While making a strong showing, the standalone SATA drive could not keep up with the IDE primary slave drive. Both had excellent scores across the board, with the IDE drive coming in especially strong with its super low CPU Utilization percentage and higher than average RBS (Read Burst Speed).
Network Utilization Tests
Hagel Technologies’ DU Meter software was used in conjunction with Windows Task Manager to measure the performance of the onboard Realtek Gigabit NIC. DU meter was used to measure bandwidth, with Windows TaskMan to monitor the CPU utilization on the test system. For the test itself, a 750Mb archive file containing various sized .WMA audio files for the large file transfer test and a 750Mb worth of various sized .WMA audio files for the small files transfer test were used in conjunction with an Intel PRO/1000 Gigabit NIC on the host system, and a crossover cable to connect the host system to the test system. A crossover cable was used to rule out any possible bandwidth losses due to hub or switch passage.

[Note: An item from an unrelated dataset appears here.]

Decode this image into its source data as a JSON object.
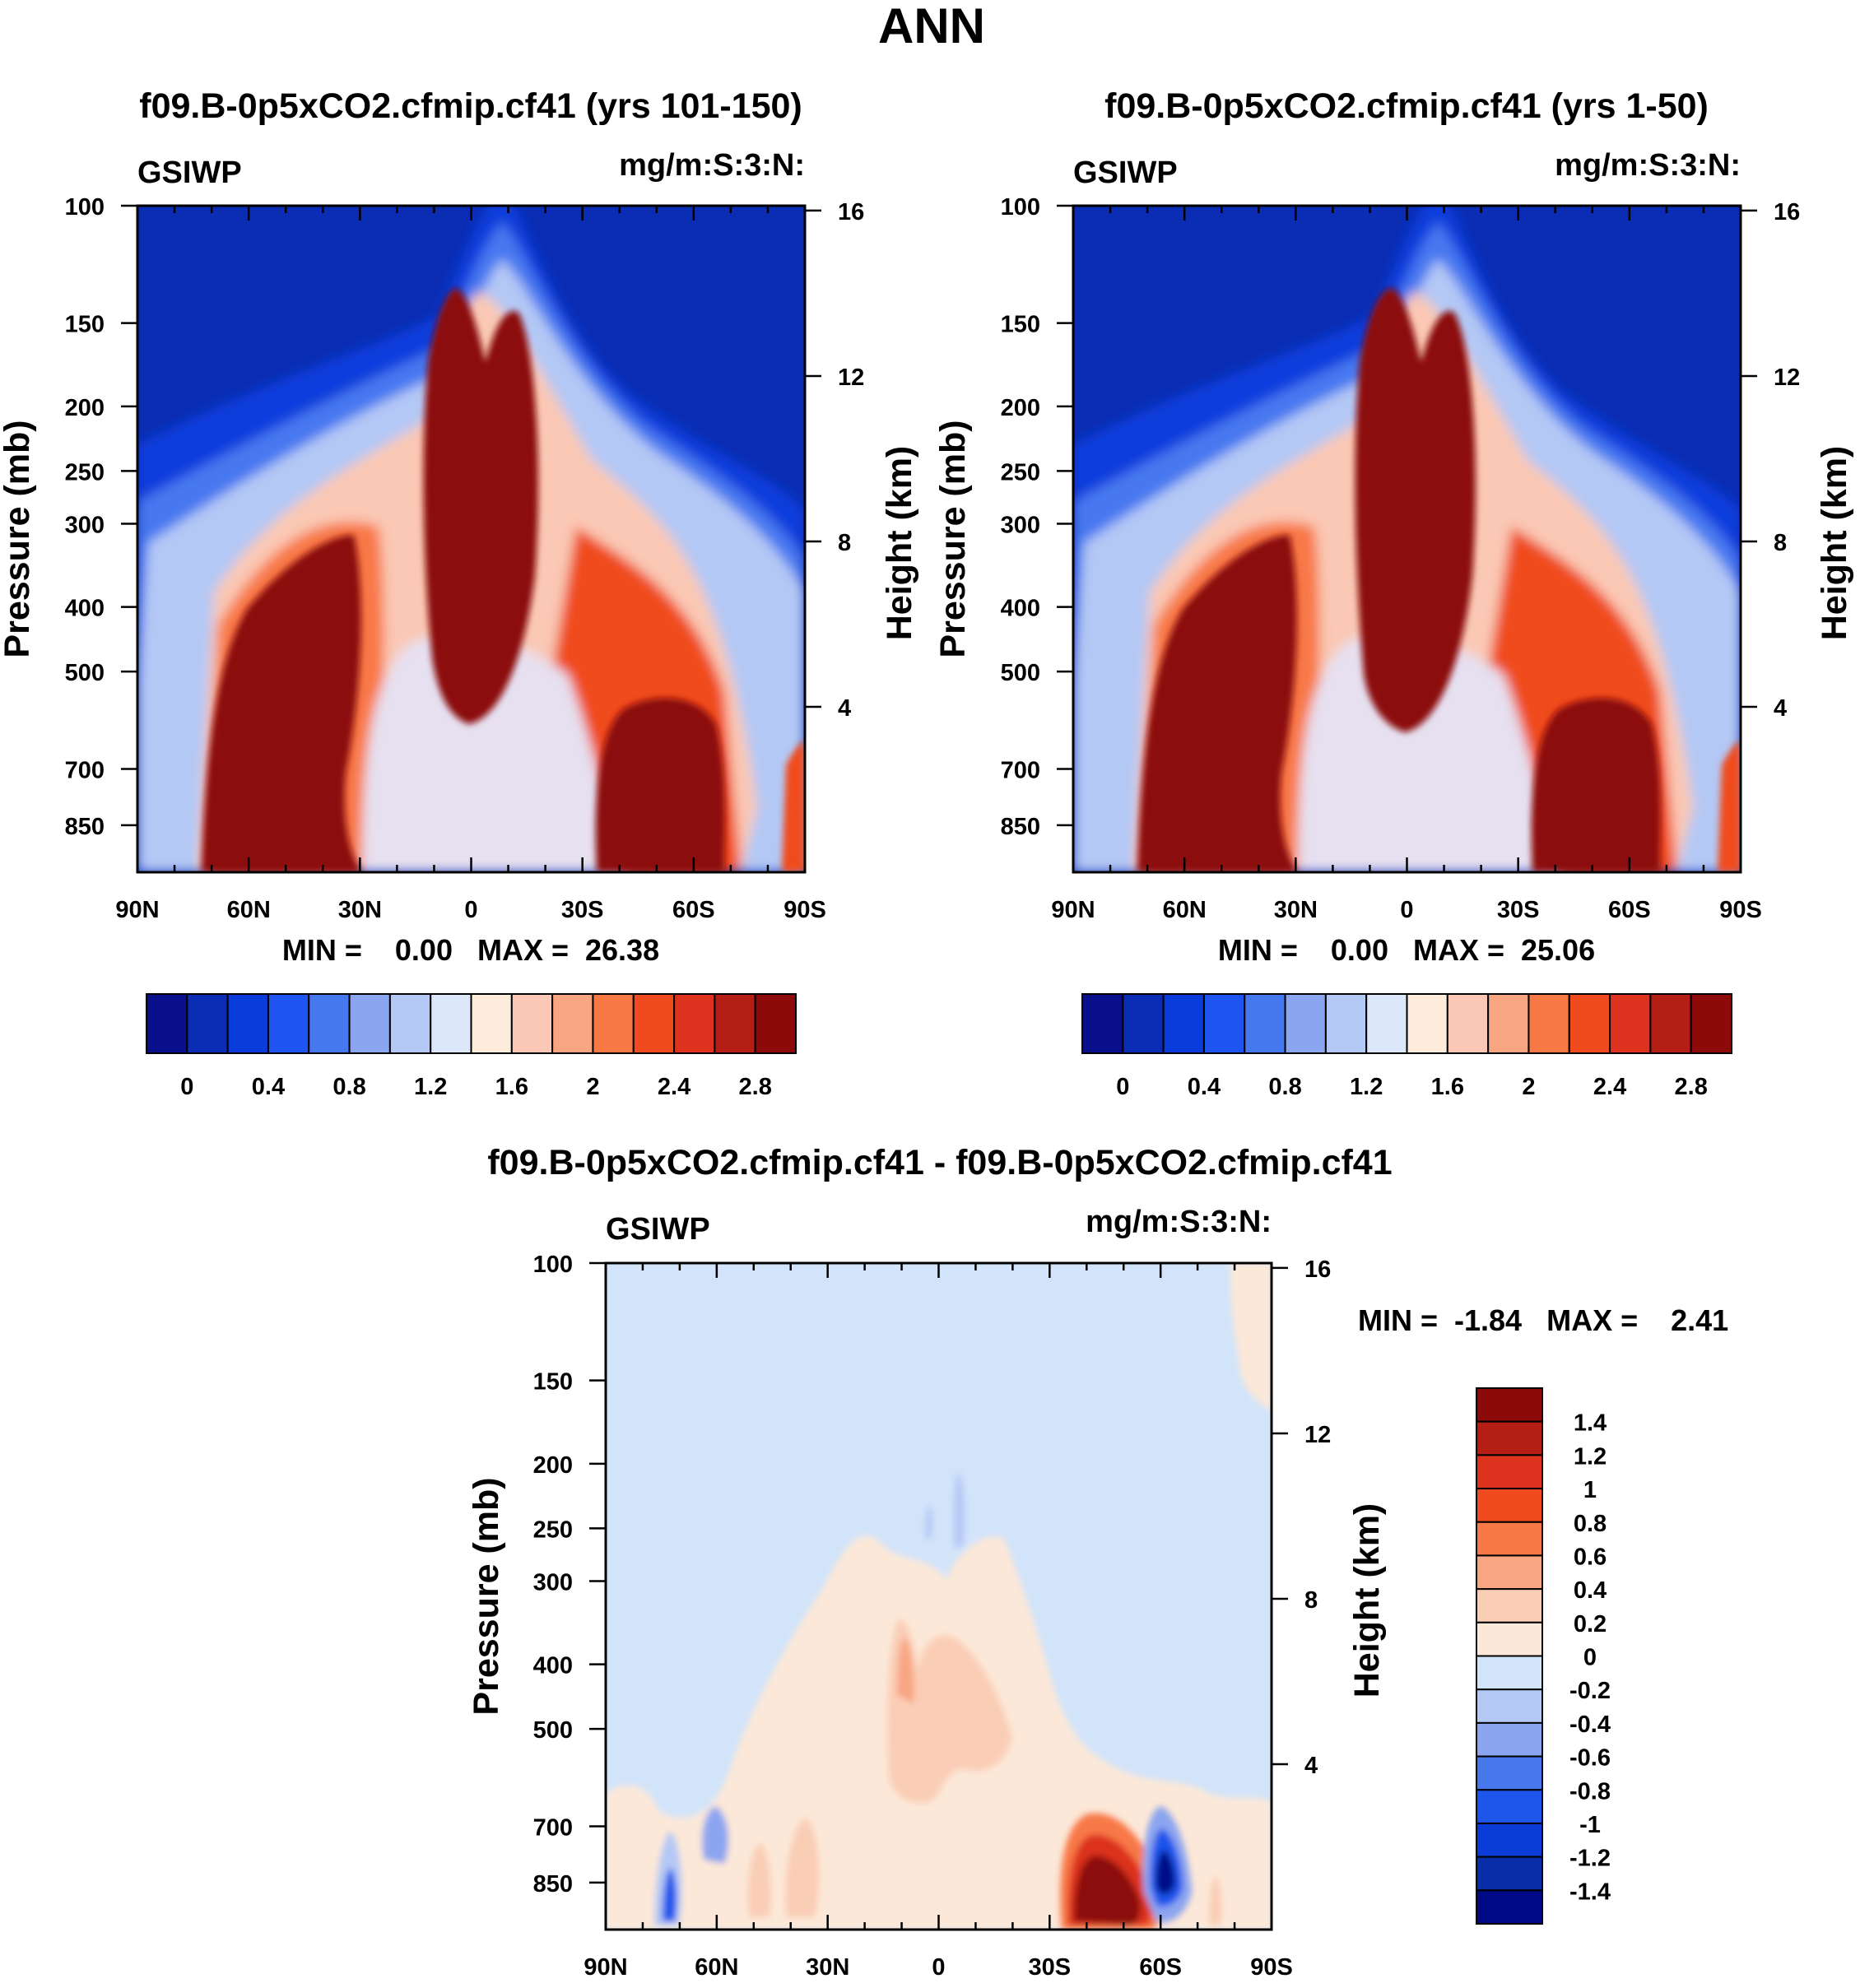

The small files transfer results with the Realtek NIC were a bit surprising. Both upload and download speeds were ok, with the download beating out upload speeds by over 5 MB/s. However, the 40% CPU Utilization observed during the transfer does not justify the sub 30 MB/s sustained speed seen.
The large file transfer results were more of the same so so performance, coupled with an unusually high CPU Utilization. Don't get me wrong, the Realtek NIC is a decent solution, but it does have a very apparent Achilles heel.
Test Systems
The following system configurations were used for the Sandra memory benchmark graph, as well as all graphs listed under the Application and Gaming Benchmark sections:
MSI PT880 Neo-FISR (VIA PT880) - Pentium 4 3.2C & Pentium 4 2.4C, 1GB (2x512MB) Kingston PC3500 HyperX DDR400 (2,2,3,5), ATI 9800XT (ATI Catalyst 3.8 drivers), 40GB Maxtor ATA133 HDD, Windows XP w/SP1 and DX9B.

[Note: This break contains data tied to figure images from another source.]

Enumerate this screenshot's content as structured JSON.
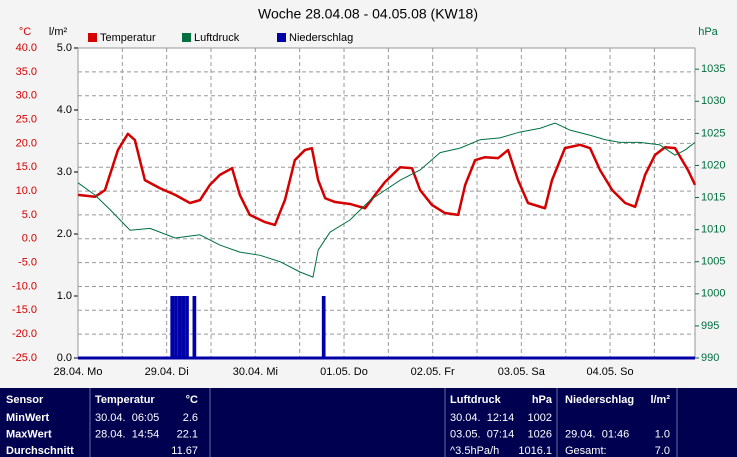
{
  "chart_data": {
    "type": "combo",
    "title": "Woche 28.04.08 - 04.05.08 (KW18)",
    "ylabel": "°C",
    "y3label": "l/m²",
    "y2label": "hPa",
    "xlim": [
      0,
      167
    ],
    "xticks": [
      {
        "value": 0,
        "label": "28.04. Mo"
      },
      {
        "value": 24,
        "label": "29.04. Di"
      },
      {
        "value": 48,
        "label": "30.04. Mi"
      },
      {
        "value": 72,
        "label": "01.05. Do"
      },
      {
        "value": 96,
        "label": "02.05. Fr"
      },
      {
        "value": 120,
        "label": "03.05. Sa"
      },
      {
        "value": 144,
        "label": "04.05. So"
      }
    ],
    "xminorticks": [
      12,
      36,
      60,
      84,
      108,
      132,
      156
    ],
    "ylim": [
      -25,
      40
    ],
    "yticks": [
      {
        "value": 40,
        "label": "40.0"
      },
      {
        "value": 35,
        "label": "35.0"
      },
      {
        "value": 30,
        "label": "30.0"
      },
      {
        "value": 25,
        "label": "25.0"
      },
      {
        "value": 20,
        "label": "20.0"
      },
      {
        "value": 15,
        "label": "15.0"
      },
      {
        "value": 10,
        "label": "10.0"
      },
      {
        "value": 5,
        "label": "5.0"
      },
      {
        "value": 0,
        "label": "0.0"
      },
      {
        "value": -5,
        "label": "-5.0"
      },
      {
        "value": -10,
        "label": "-10.0"
      },
      {
        "value": -15,
        "label": "-15.0"
      },
      {
        "value": -20,
        "label": "-20.0"
      },
      {
        "value": -25,
        "label": "-25.0"
      }
    ],
    "y2lim": [
      990,
      1038.3
    ],
    "y2ticks": [
      990,
      995,
      1000,
      1005,
      1010,
      1015,
      1020,
      1025,
      1030,
      1035
    ],
    "y3lim": [
      0,
      5
    ],
    "y3ticks": [
      {
        "value": 5,
        "label": "5.0"
      },
      {
        "value": 4,
        "label": "4.0"
      },
      {
        "value": 3,
        "label": "3.0"
      },
      {
        "value": 2,
        "label": "2.0"
      },
      {
        "value": 1,
        "label": "1.0"
      },
      {
        "value": 0,
        "label": "0.0"
      }
    ],
    "grid": true,
    "series": [
      {
        "name": "Temperatur",
        "color": "#d40000",
        "type": "line",
        "x": [
          0,
          4.6,
          7.3,
          10.8,
          13.5,
          15.4,
          18.1,
          22.2,
          26.3,
          30.3,
          33.0,
          35.7,
          38.4,
          41.7,
          43.8,
          46.5,
          50.6,
          53.3,
          56.0,
          58.7,
          61.4,
          63.3,
          65.0,
          66.9,
          69.6,
          73.6,
          77.7,
          80.4,
          83.1,
          87.2,
          90.4,
          92.6,
          95.8,
          99.3,
          102.9,
          104.8,
          107.5,
          110.2,
          113.7,
          116.4,
          119.1,
          121.8,
          126.4,
          128.3,
          131.8,
          135.9,
          138.6,
          141.3,
          144.6,
          148.1,
          150.8,
          153.5,
          156.2,
          158.9,
          161.6,
          165.1,
          167.0
        ],
        "values": [
          9.2,
          8.8,
          10.2,
          18.6,
          22.0,
          20.7,
          12.3,
          10.6,
          9.2,
          7.5,
          8.1,
          11.3,
          13.4,
          14.8,
          9.2,
          5.0,
          3.5,
          2.9,
          8.1,
          16.5,
          18.6,
          19.0,
          12.3,
          8.5,
          7.7,
          7.3,
          6.4,
          9.2,
          11.9,
          15.0,
          14.8,
          10.2,
          7.1,
          5.4,
          5.0,
          11.3,
          16.5,
          17.1,
          16.9,
          18.6,
          12.3,
          7.5,
          6.4,
          12.3,
          19.0,
          19.7,
          19.0,
          14.4,
          10.2,
          7.5,
          6.7,
          13.4,
          17.6,
          19.2,
          19.0,
          14.4,
          11.3
        ]
      },
      {
        "name": "Luftdruck",
        "color": "#007040",
        "type": "line",
        "axis": "y2",
        "x": [
          0,
          4.6,
          8.7,
          14.1,
          19.5,
          26.3,
          33.0,
          38.4,
          43.8,
          49.3,
          54.7,
          60.1,
          63.6,
          65.0,
          68.2,
          73.6,
          79.1,
          87.2,
          92.6,
          98.0,
          103.4,
          108.8,
          114.2,
          119.6,
          125.1,
          129.1,
          133.2,
          138.6,
          142.7,
          146.7,
          152.1,
          157.5,
          161.6,
          164.3,
          167.0
        ],
        "values": [
          1017.3,
          1015.4,
          1013.1,
          1009.9,
          1010.2,
          1008.7,
          1009.2,
          1007.6,
          1006.5,
          1006.0,
          1005.0,
          1003.4,
          1002.6,
          1006.8,
          1009.6,
          1011.5,
          1014.6,
          1017.7,
          1019.3,
          1022.0,
          1022.7,
          1024.0,
          1024.3,
          1025.2,
          1025.8,
          1026.6,
          1025.5,
          1024.7,
          1024.0,
          1023.6,
          1023.6,
          1023.2,
          1021.6,
          1022.4,
          1023.6
        ]
      },
      {
        "name": "Niederschlag",
        "color": "#0000a8",
        "type": "bar",
        "axis": "y3",
        "x": [
          25,
          26,
          27,
          28,
          29,
          31,
          66
        ],
        "values": [
          1,
          1,
          1,
          1,
          1,
          1,
          1
        ]
      }
    ]
  },
  "table": {
    "header": [
      "Sensor",
      "Temperatur",
      "°C",
      "Luftdruck",
      "hPa",
      "Niederschlag",
      "l/m²"
    ],
    "rows": [
      [
        "MinWert",
        "30.04.  06:05",
        "2.6",
        "30.04.  12:14",
        "1002",
        null,
        null
      ],
      [
        "MaxWert",
        "28.04.  14:54",
        "22.1",
        "03.05.  07:14",
        "1026",
        "29.04.  01:46",
        "1.0"
      ],
      [
        "Durchschnitt",
        null,
        "11.67",
        "^3.5hPa/h",
        "1016.1",
        "Gesamt:",
        "7.0"
      ]
    ]
  }
}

Intel D875PBZ (i875P) - Pentium 4 Extreme Edition 3.4GHz, Pentium 4 3.2E (Prescott) & 3.2C (Northwood), 1GB (2x512MB) Kingston PC3500 HyperX DDR400 (2,2,2,5), ATI 9800XT (ATI Catalyst 3.8 drivers), 40GB Maxtor ATA133 HDD, Windows XP w/SP1 and DX9B.
AOpen AK86-L (VIA K8T800) - Athlon64 3400+ (2.2 GHz), 1GB (2x512MB) Kingston PC3500 HyperX DDR400 (2,3,2,5), ATI 9800XT (ATI Catalyst 3.8 drivers), 40GB Maxtor ATA133 HDD, Windows XP w/SP1 and DX9B.
Asus SK8V (VIA K8T800) - Athlon FX-51 (2.2 GHz), 1GB (2x512MB) Muskin PC3200 ECC Registered DDR400 cas2 (2,3,2,5) at DDR400 and DDR333 speeds, 1GB (2x512MB) Kingston PC3200 ECC Registered DDR400 cas3, ATI 9800XT (ATI Catalyst 3.8 drivers), 40GB Maxtor ATA133 HDD, Windows XP w/SP1 and DX9B.
Graphs are labeled as follows: Motherboard - CPU Clock - FSB Clock - Memory Clock
SiSoft Sandra Memory Bandwidth Benchmark
Note that all results above, with the exception of the AOpen AK86-L board, were obtained running the installed memory in Dual Channel mode. The AOpen AK86-L results were obtained with the installed memory running in Single Channel mode.
While nothing seems to come close to the AthlonFX’s performance, the PT880 Neo makes a very strong showing. It seems that VIA’s PT880 P4 chipset may be able to give the i875P a good run for the money.